8 июля. В сумасшествии Ренфильда есть некая логика, и я чувствую, что скоро разгадаю ее; первоначальная идея у меня уже есть.
Я несколько дней нарочно не заходил к нему, желая проследить, не произойдет ли в нем перемена. И действительно, Ренфильд расстался с частью своих любимцев-пауков, заменив их воробьем, которого почти приручил. Способ приручения крайне простой, судя по тому, что количество пауков значительно уменьшилось. Оставшиеся, однако, очень жирны. Ренфильд продолжает кормить их мухами.
19 июля. У Ренфильда теперь целая колония воробьев, а мухи и пауки почти исчезли. Когда я вошел к нему, он стремительно подбежал ко мне, говоря, что у него есть большая просьба, и стал ласкаться, как собака к хозяину.
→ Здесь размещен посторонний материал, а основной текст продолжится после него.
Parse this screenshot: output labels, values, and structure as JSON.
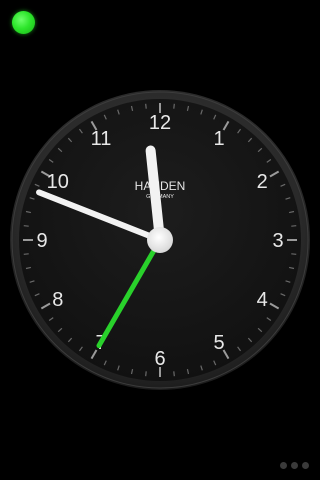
{
  "status_light": {
    "color": "#2ee62c",
    "icon": "green-status-light"
  },
  "clock": {
    "brand": "HANDEN",
    "subbrand": "GERMANY",
    "numerals": [
      "12",
      "1",
      "2",
      "3",
      "4",
      "5",
      "6",
      "7",
      "8",
      "9",
      "10",
      "11"
    ],
    "time": {
      "hours": 11,
      "minutes": 48,
      "seconds": 35
    },
    "colors": {
      "face": "#151515",
      "bezel": "#2b2b2b",
      "hands": "#f2f2f2",
      "second_hand": "#29d12b"
    }
  },
  "page_indicator": {
    "pages": 3
  }
}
В ответ на мой вопрос Ренфильд ответил, умиленно улыбаясь:
— Я хочу иметь котенка, маленького, гладенького, игривого котенка, которого я мог бы учить, а главное — кормить, кормить, кормить.
Я ожидал чего-то подобного, так как заметил все увеличивающееся количество сытых прирученных воробьев. Не желая, чтобы эти милые птички подвергались той же участи, что мухи и пауки, я сказал, что подумаю, и спросил, не предпочитает ли он иметь взрослую кошку. Ответ Ренфильда выдал его с головой:
— Да, конечно, хотел бы. Я просил котенка, боясь, что завести кошку вы мне не позволите.
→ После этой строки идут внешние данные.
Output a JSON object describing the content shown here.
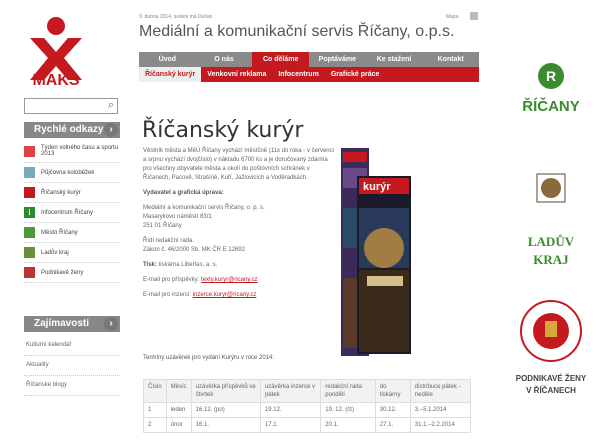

Я покачал головой, говоря, что пока мне кажется невозможным исполнить его просьбу. Лицо Ренфильда перекосилось от злобы. Я прочел в его глазах желание убить меня. Убежден, что этот человек — потенциальный убийца. Посмотрим, что будет дальше.
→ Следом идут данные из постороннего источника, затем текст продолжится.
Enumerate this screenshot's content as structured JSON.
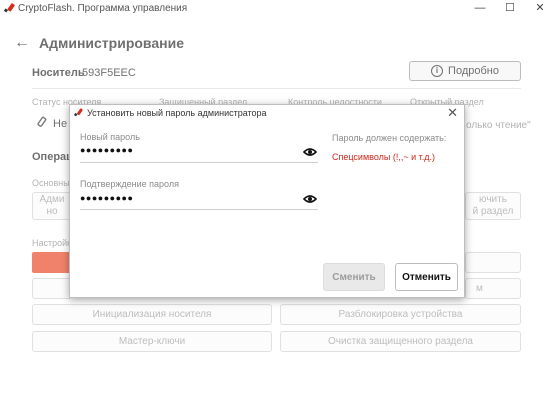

10 часов вечера. Я посетил Ренфильда еще раз и застал его угрюмо сидящим в углу. Когда я вошел, он бросился передо мной на колени, умоляя принести кошку. Я, однако, остался тверд и отказал ему окончательно. Не проронив ни слова, Ренфильд вернулся на свое место.
21 июля. Был у Ренфильда очень рано, до прихода фельдшера. Он уже встал и раскладывал кусочки сахара на окне, очевидно, для приманки мух. Настроение у него было весьма благодушное. Осмотревшись и не увидев ни одной птицы, я спросил, куда они делись? Ренфильд ответил, не глядя на меня, что воробьи улетели. Однако на полу лежало несколько перьев, а подушка была запачкана кровью. Я ничего не сказал, но приказал санитару зорко следить за больным.
10 часов утра. Только что пришли сказать, что Ренфильда вырвало птичьими перьями.